Professor Deo practiced civil rights law with the ACLU National Legal Department in New York City, where she worked on impact litigation involving privacy and cyberspace law. She was later Staff Attorney for Women's Health, and Director of the Breast Cancer Legal Project at the California Women's Law Center, a statewide women’s advocacy nonprofit based in Los Angeles.
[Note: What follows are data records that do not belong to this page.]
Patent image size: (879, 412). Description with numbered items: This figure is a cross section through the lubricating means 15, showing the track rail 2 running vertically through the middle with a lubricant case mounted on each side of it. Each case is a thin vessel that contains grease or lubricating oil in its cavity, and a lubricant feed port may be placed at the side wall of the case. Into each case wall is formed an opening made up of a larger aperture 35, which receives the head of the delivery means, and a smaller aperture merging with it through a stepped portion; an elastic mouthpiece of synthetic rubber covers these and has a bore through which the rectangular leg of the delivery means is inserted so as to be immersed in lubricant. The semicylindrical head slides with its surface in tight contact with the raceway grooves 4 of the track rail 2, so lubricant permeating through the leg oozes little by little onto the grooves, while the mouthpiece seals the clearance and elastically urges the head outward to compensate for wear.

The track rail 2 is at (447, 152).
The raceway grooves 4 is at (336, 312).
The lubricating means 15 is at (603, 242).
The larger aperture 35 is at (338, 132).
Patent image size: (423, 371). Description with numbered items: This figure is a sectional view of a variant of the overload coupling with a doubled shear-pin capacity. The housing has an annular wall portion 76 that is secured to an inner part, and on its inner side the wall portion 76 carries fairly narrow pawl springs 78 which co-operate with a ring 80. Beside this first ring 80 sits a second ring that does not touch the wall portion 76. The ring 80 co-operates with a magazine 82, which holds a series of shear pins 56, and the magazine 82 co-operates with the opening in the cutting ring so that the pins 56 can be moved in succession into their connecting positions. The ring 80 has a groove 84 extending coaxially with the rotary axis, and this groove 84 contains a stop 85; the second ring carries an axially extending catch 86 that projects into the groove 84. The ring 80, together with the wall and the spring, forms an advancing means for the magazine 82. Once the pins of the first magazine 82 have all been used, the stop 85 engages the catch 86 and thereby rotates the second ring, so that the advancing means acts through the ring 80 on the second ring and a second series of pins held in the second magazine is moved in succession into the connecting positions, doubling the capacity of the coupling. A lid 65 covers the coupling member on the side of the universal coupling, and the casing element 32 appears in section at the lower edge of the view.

The National Science Foundation (NSF), the Paul & Daisy Soros Fellowship, and numerous University of California grants and awards supported her doctoral dissertation on social capital formation among members of law student organizations. Professor Deo currently serves on the Executive Committee for the AALS Section on Law and the Social Sciences and is an appointee to the California Commission on Access to Justice.
Professor Deo’s interdisciplinary and empirical research on institutional diversity has been cited in numerous amicus briefs filed in the U.S. Supreme Court. Her scholarship draws from original empirical research to investigate the law student and law faculty experience. She is currently collecting, analyzing, and disseminating data for a landmark study of diversity in legal academia that examines how the intersectionality of race and gender affect tenure and promotion, work/life balance, institutional support, and other aspects of the personal and professional lives of American law faculty. She is a regular speaker at national and regional conferences including those organized by the Association of American Law Schools (AALS), Law & Society, the American Sociological Association (ASA), and the Association for the Study of Higher Education (ASHE). Professor Deo’s scholarship has been published in leading law journals around the country including Hastings Law Journal, the Michigan Journal of Race & Law, the Harvard Journal on Racial & Ethnic Justice, and the Journal of Legal Education.